This script runs YOLOv5s object detection on a folder full of MP4 files. This can be used to filter files where some action happens, or to find videos with funny objects in them.
The whole process is done entirely on the GPU, from decoding to detecting to getting the classes out again. It does utilize my RTX3090 pretty well with some headroom for bigger batches:
This runs using pytorch, so follow the installation for pytorch first.
Then install the remaining packages:
pip3 install -r requirements.txt
The script only needs an input and output folder to run:
python3 filter_files.py -i DCIM/Normal -o DCIM/Detected/
which will, if an object is detected in any frame of a mp4, move the video to the output folder.

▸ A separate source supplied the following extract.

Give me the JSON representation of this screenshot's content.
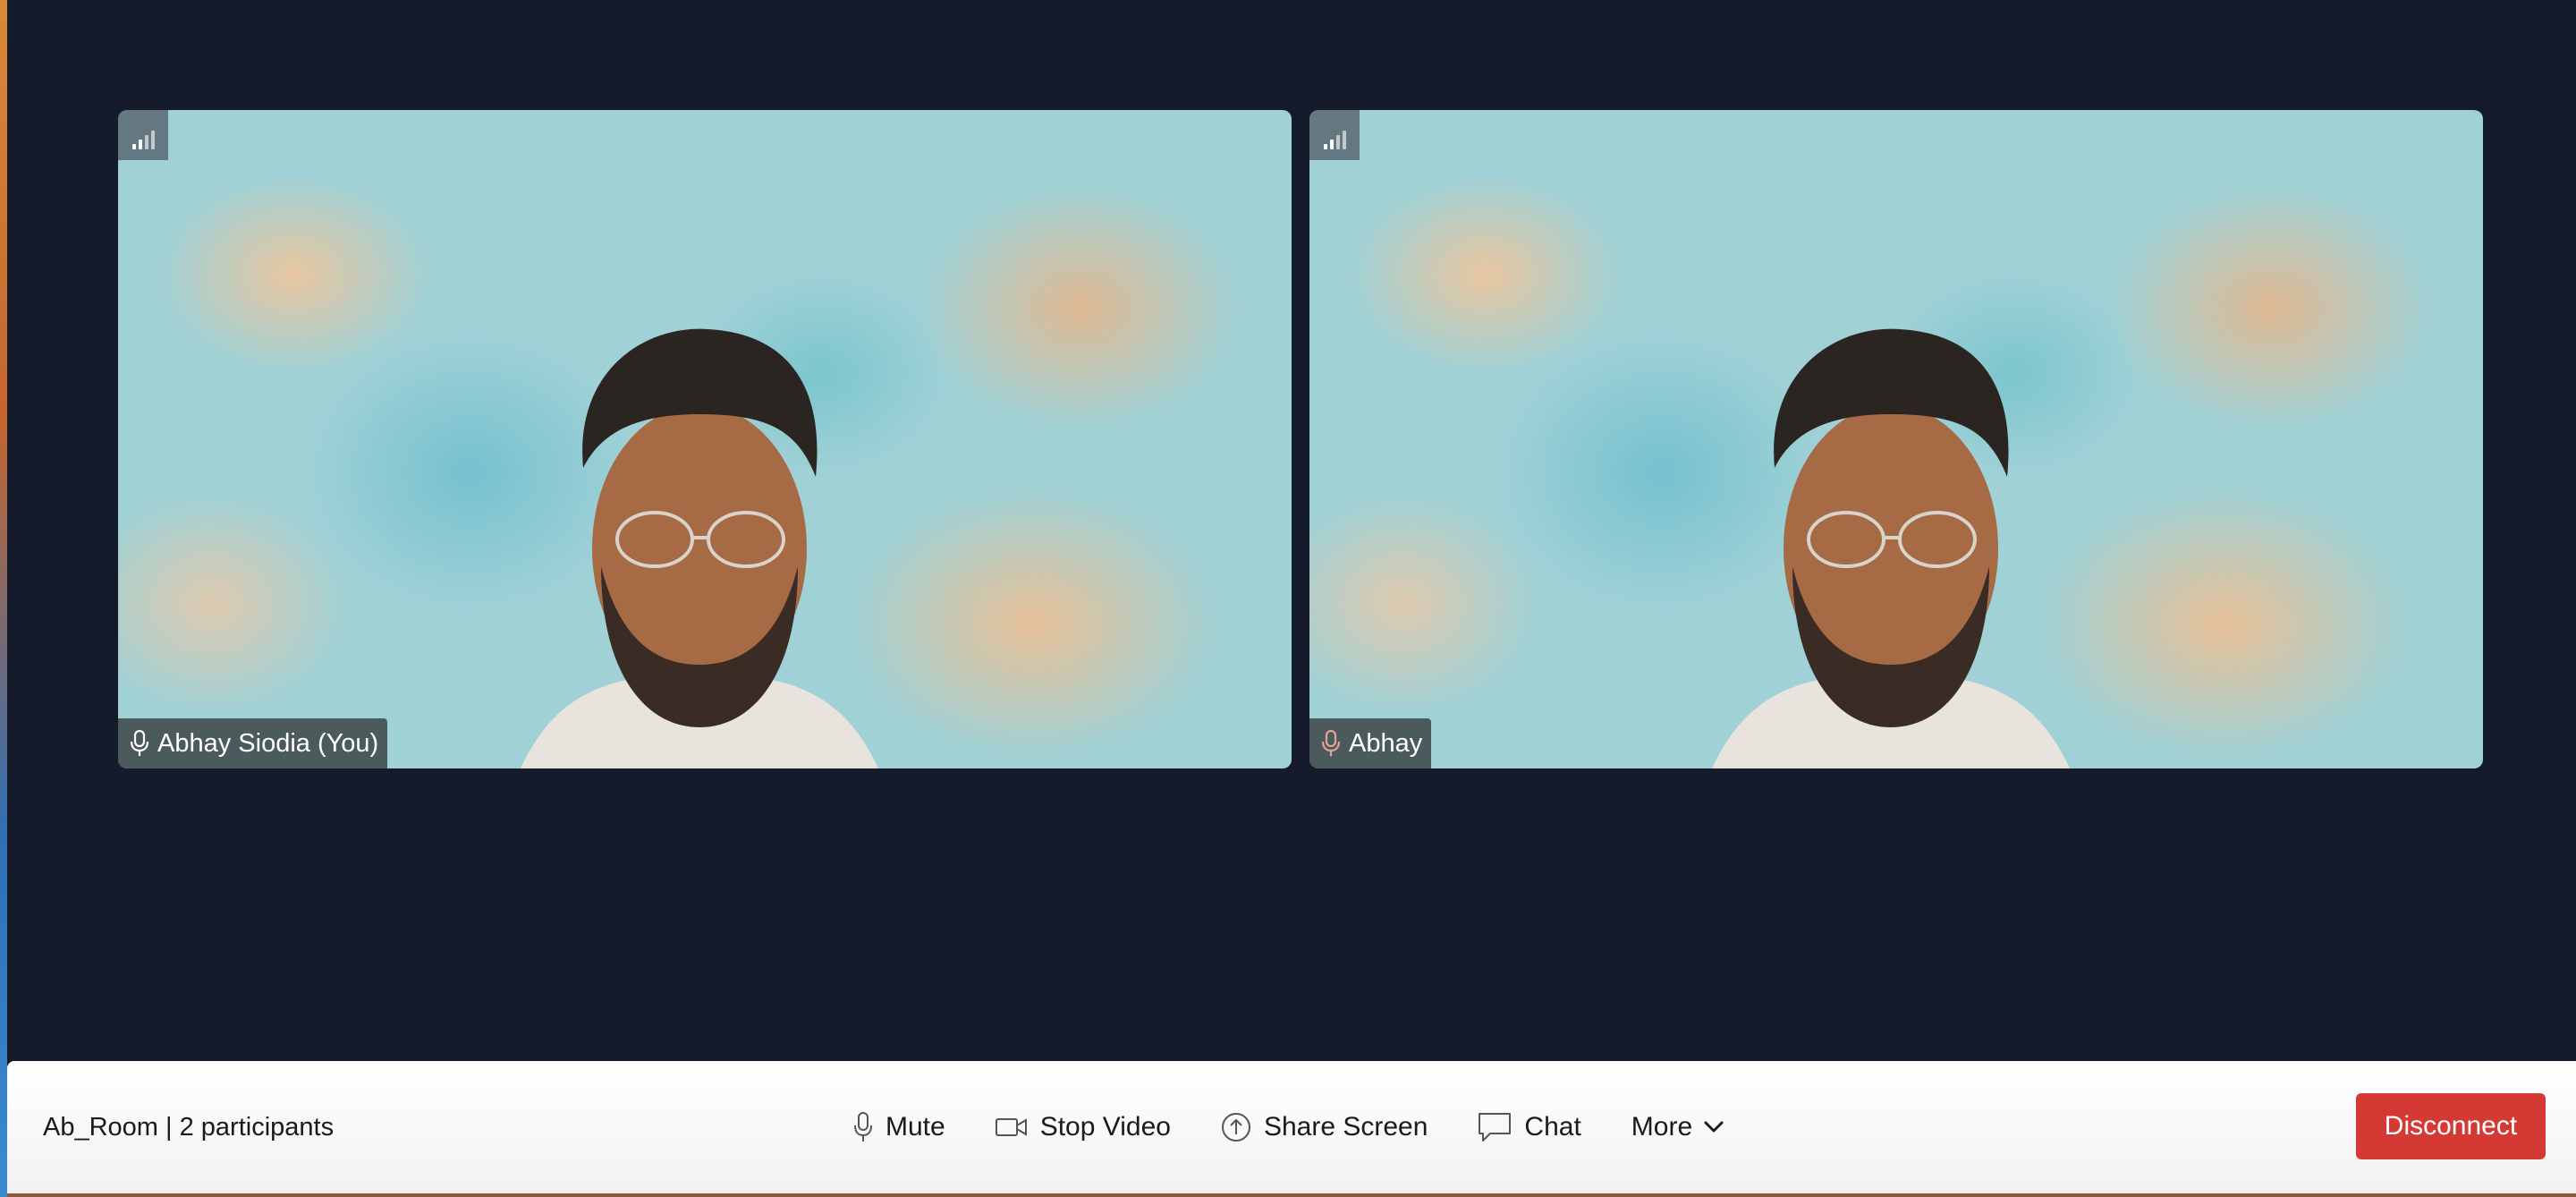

If you wish to ignore certain classes, you can pass --ignore
with a comma separated list of the YOLO classnames, eg:
python3 filter_files.py -i DCIM/Normal -o DCIM/Detected/ --ignore car,truck,skateboard
If you want to include certain classes however, you can pass --include
with the same format:
python3 filter_files.py -i DCIM/Normal -o DCIM/Detected/ --include car,truck,skateboard
Once an included class was found, the video will be moved without further inference.
If you have GPU support compiled into decord, you can also enable this via:
python3 filter_files.py --decord-gpu True
by default, it will use the CPU to decode the frames, doing this whole process on the GPU as well brings additional performance.
You can change the batch size to match your RAM/VRAM usage by supplying --batch-size
, currently the default is 512
images at once.